J’errais long-temps sur le rempart, invectivant contre ma fatale chance et la dérision du sort, qui m’avait, archer infernal, décoché une femme au cœur, pour m’y faire une plaie mortelle.
J’errais et m’emplissais de solitude et de calme, troublé souvent par l’image de Dina, qui repassait devant moi, qui descendait sur mon front et me replongeait dans de tumultueuses tempêtes, dans d’ascétiques ravissemens, dans une fièvre délirante de volupté.
A l’instant où je rentrai chez moi, l’horloge tinta une heure, une heure du matin: dans mon insomnie, pourpensant à toutes ces choses, je me rappelai que le nom de Dina, qui ne me semblait point inconnu, était dans la sainte Bible; je rallumai ma lampe, j’ouvris ma sainte Bible, toujours placé sur ma table, auprès de mon lit, et feuilletant la Genèse, je trouvai au chapitre XXXIV, Dina enlevée par Sichem. 1. Or, Dina, la fille que Léa avait enfantée à Jacob, sortit pour voir les filles du pays. 2. Et Sichem, fils d’Hémor, Hétien prince du pays, la vit et l’enleva, et coucha avec elle et la força, etc., etc., etc. Cette découverte me remplit de joie; et j’en conjecturai que, portant un nom hébraïque, cette fille devait être hébraïque. Ses traits orientaux corroboraient cette opinion, et, par-là, j’expliquais le sens énigmatique des paroles que m’avait dites son vieux père. Reconforté par cette découverte, enhardi par ce léger succès, je repris espoir de découvrir sa retraite et je jurai gravement de tout oser pour arriver à bonne fin.
Dès le matin-jour, je parcourus la ville; présumant qu’ils devaient être des étrangers en passage, je commençai par visiter les hôtelleries; j’allai de la Croix-d’Or au Saint-Esprit, de l’Écu de France aux Trois-Maures, du Lion d’Argent à Saint-Vidal, m’enquérant partout aux hôtes s’il ne se trouvait point en leurs logis, un vieillard à barbe blanche, accompagné de sa jeune fille nommée Dina. Partout, je ne reçus que des réponses négatives. J’allai trouver le rabbin sans plus de succès.
Alors, sans me décourager, je rôdais par la ville, j’allais aux promenoirs, aux remparts, sur les places, aux églises, à la synagogue, je ne manquais aucune sérénade et je visitais les environs; vainement, je n’obtins pas le plus léger indice. Après quinze jours de recherches assidues et pénibles, je renonçai: l’activité m’avait soutenu, je tombai, soudain, dans l’ennui et l’abattement; je ne sortais plus, je restais alité une partie du jour, ma sainte Bible ouverte près de moi, et, de temps en temps, je relisais et je baisais la page où brillait le nom de Dina.
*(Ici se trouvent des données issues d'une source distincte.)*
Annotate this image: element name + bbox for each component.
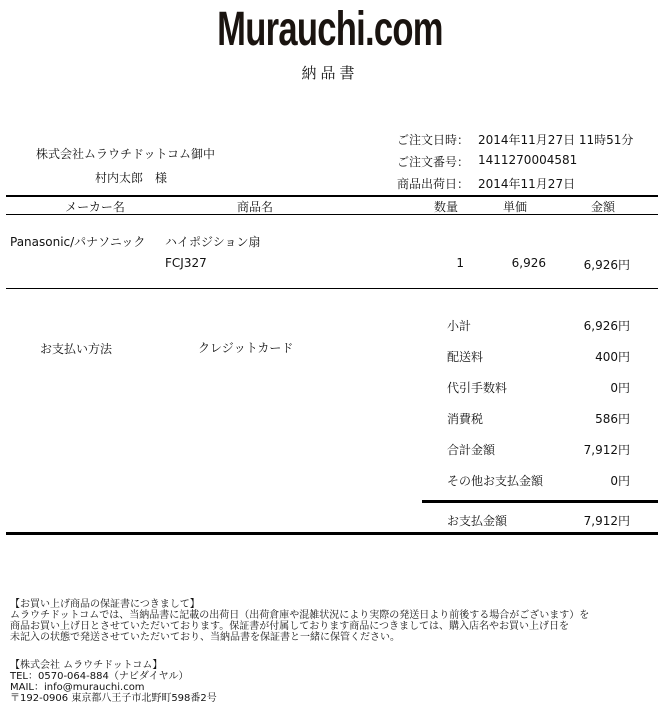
total-due-value: 7,912円 [583,514,630,528]
table-header-rule [6,214,658,215]
warranty-notice [10,599,589,643]
warranty-title: 【お買い上げ商品の保証書につきまして】 [10,599,200,610]
header-amount: 金額 [590,200,615,214]
warranty-line: 未記入の状態で発送させていただいており、当納品書を保証書と一緒に保管ください。 [10,632,400,643]
company-title: 【株式会社 ムラウチドットコム】 [10,660,163,671]
warranty-line: ムラウチドットコムでは、当納品書に記載の出荷日（出荷倉庫や混雑状況により実際の発送日より前後する場合がございます）を [10,610,590,621]
summary-total-value: 7,912円 [583,443,630,457]
summary-shipping-label: 配送料 [447,350,484,364]
row-product-name: ハイポジション扇 [165,235,261,249]
order-number-value: 1411270004581 [478,153,578,167]
company-address: 〒192-0906 東京都八王子市北野町598番2号 [10,693,217,704]
header-product: 商品名 [236,200,273,214]
ship-date-value: 2014年11月27日 [478,177,576,191]
company-logo: Murauchi.com [217,3,443,56]
header-qty: 数量 [433,200,458,214]
company-contact [10,660,217,704]
summary-subtotal-label: 小計 [447,319,472,333]
summary-tax-label: 消費税 [447,412,484,426]
summary-subtotal-value: 6,926円 [583,319,630,333]
row-unit-price: 6,926 [511,256,546,270]
total-rule [422,500,658,503]
warranty-line: 商品お買い上げ日とさせていただいております。保証書が付属しております商品につきましては、購入店名やお買い上げ日を [10,621,569,632]
payment-label: お支払い方法 [40,342,113,356]
customer-name: 村内太郎 様 [95,171,168,185]
header-maker: メーカー名 [65,200,125,214]
table-bottom-rule [6,288,658,289]
summary-cod-fee-label: 代引手数料 [447,381,508,395]
row-qty: 1 [456,256,464,270]
summary-tax-value: 586円 [595,412,630,426]
header-unit-price: 単価 [502,200,527,214]
customer-company: 株式会社ムラウチドットコム御中 [36,147,216,161]
row-maker: Panasonic/パナソニック [10,235,146,249]
summary-cod-fee-value: 0円 [610,381,630,395]
ship-date-label: 商品出荷日： [397,177,470,191]
document-bottom-rule [6,532,658,535]
company-tel: TEL：0570-064-884（ナビダイヤル） [10,671,189,682]
row-amount: 6,926円 [583,258,630,272]
summary-other-value: 0円 [610,474,630,488]
order-date-value: 2014年11月27日 11時51分 [478,133,634,147]
summary-total-label: 合計金額 [447,443,496,457]
order-date-label: ご注文日時： [397,133,470,147]
summary-shipping-value: 400円 [595,350,630,364]
summary-other-label: その他お支払金額 [447,474,544,488]
document-title: 納品書 [301,64,359,82]
total-due-label: お支払金額 [447,514,508,528]
payment-method: クレジットカード [198,341,294,355]
row-product-code: FCJ327 [165,256,207,270]
order-number-label: ご注文番号： [397,155,470,169]
table-top-rule [6,195,658,197]
company-mail: MAIL：info@murauchi.com [10,682,145,693]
Avignon m’était devenu insipide, je le haïssais, je haïssais tout; tout me semblait puant ou fade, et le néant venait toujours s’interposer entre le monde et moi; je caressais l’idée de mon anéantissement, idée que j’avais toujours portée en croupe. Ma bonne hôtesse me conseilla d’aller passer quelques semaines chez mon père, afin de me distraire et de sortir de ce malaise, que cette brave femme attribuait au renouveau de la saison.
Je retournai donc à Montélimart, l’ennui m’y suivit: depuis long-temps j’avais le désir de visiter la belle cité de Lyon, je partis inopinément.